Step 3: Make your predictor part of the pipeline¶

Expand the pipeline.py file in bio_embeddings/extract to automate the function-call of the code you’ve defined in Step 2. Watch out for differences in per-residue and per-protein predictions and use existing functions as templates. The output of your predictions should either be a FASTA file (per-residue predictions) or a CSV file (per-protein predictions).

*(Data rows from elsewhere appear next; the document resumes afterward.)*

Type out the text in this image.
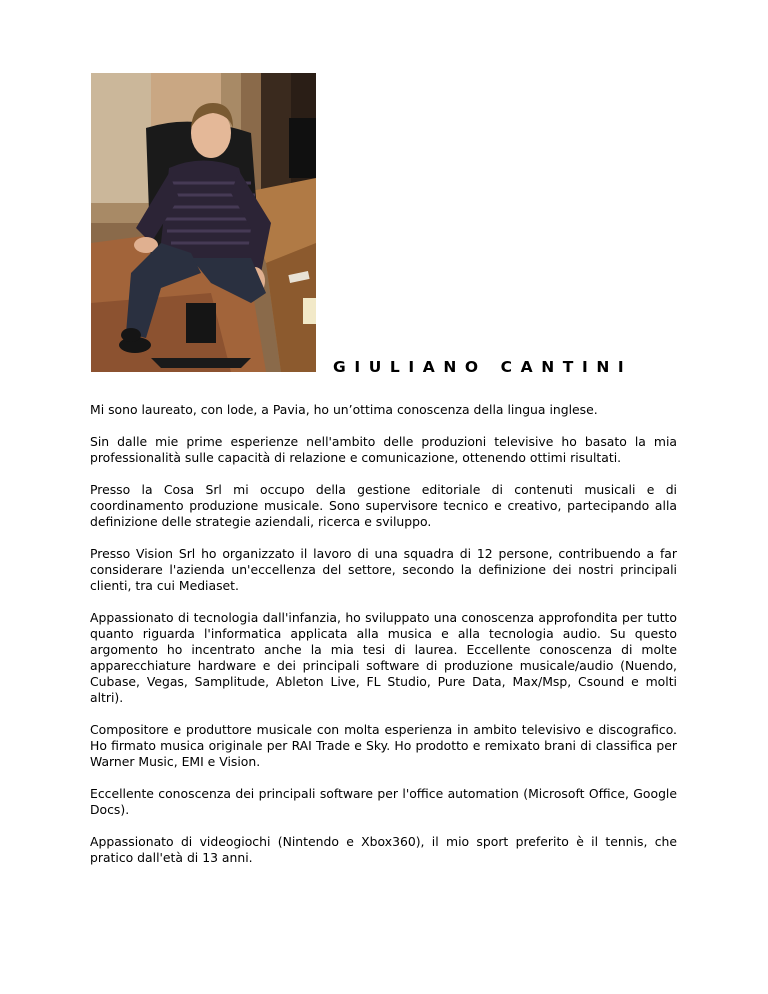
GIULIANO CANTINI

Mi sono laureato, con lode, a Pavia, ho un’ottima conoscenza della lingua inglese.

Sin dalle mie prime esperienze nell'ambito delle produzioni televisive ho basato la mia professionalità sulle capacità di relazione e comunicazione, ottenendo ottimi risultati.

Presso la Cosa Srl mi occupo della gestione editoriale di contenuti musicali e di coordinamento produzione musicale. Sono supervisore tecnico e creativo, partecipando alla definizione delle strategie aziendali, ricerca e sviluppo.

Presso Vision Srl ho organizzato il lavoro di una squadra di 12 persone, contribuendo a far considerare l'azienda un'eccellenza del settore, secondo la definizione dei nostri principali clienti, tra cui Mediaset.

Appassionato di tecnologia dall'infanzia, ho sviluppato una conoscenza approfondita per tutto quanto riguarda l'informatica applicata alla musica e alla tecnologia audio. Su questo argomento ho incentrato anche la mia tesi di laurea. Eccellente conoscenza di molte apparecchiature hardware e dei principali software di produzione musicale/audio (Nuendo, Cubase, Vegas, Samplitude, Ableton Live, FL Studio, Pure Data, Max/Msp, Csound e molti altri).

Compositore e produttore musicale con molta esperienza in ambito televisivo e discografico. Ho firmato musica originale per RAI Trade e Sky. Ho prodotto e remixato brani di classifica per Warner Music, EMI e Vision.

Eccellente conoscenza dei principali software per l'office automation (Microsoft Office, Google Docs).

Appassionato di videogiochi (Nintendo e Xbox360), il mio sport preferito è il tennis, che pratico dall'età di 13 anni.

Step 4: Add model weights¶

Last but not least, you need to upload the weights of your predictor to an FTP (http://data.bioembeddings.com/public/embeddings/feature_models/). This you do by pinging Chris/Konstantin through support [A!T] bioembeddings.com (if external) or Mattermost. Once the weights are online, add “project_name” to the defaults.yaml in bio_embeddings/utilities. This will enable automatic download of the weights through functionality already in bio_embeddings.

Step 5: Write tests¶

In order to ensure that everything runs as expected you should also add a some simple sanity check to bio_embeddings/tests. There you can define, for example, the expected accuracy for a few proteins (or a single protein for per-residue task as every residue is a sample). Important is to pick proteins where you know ground truth labels. After defining the expected accuracy (the accuracy you got for this protein using your own code, not the bio_embeddings implementation), you can write an automated test (again, check other tests as template) that runs the new predictor that you’ve defined in the steps above on the test-protein of your choice. Those predictions can be used to compute an accuracy (bio_embeddings_accuracy) which in turn can be compared the expected accuracy. Alternatively, you can also directly compare predictions from your own code and predictions from your bio_embeddings implementation.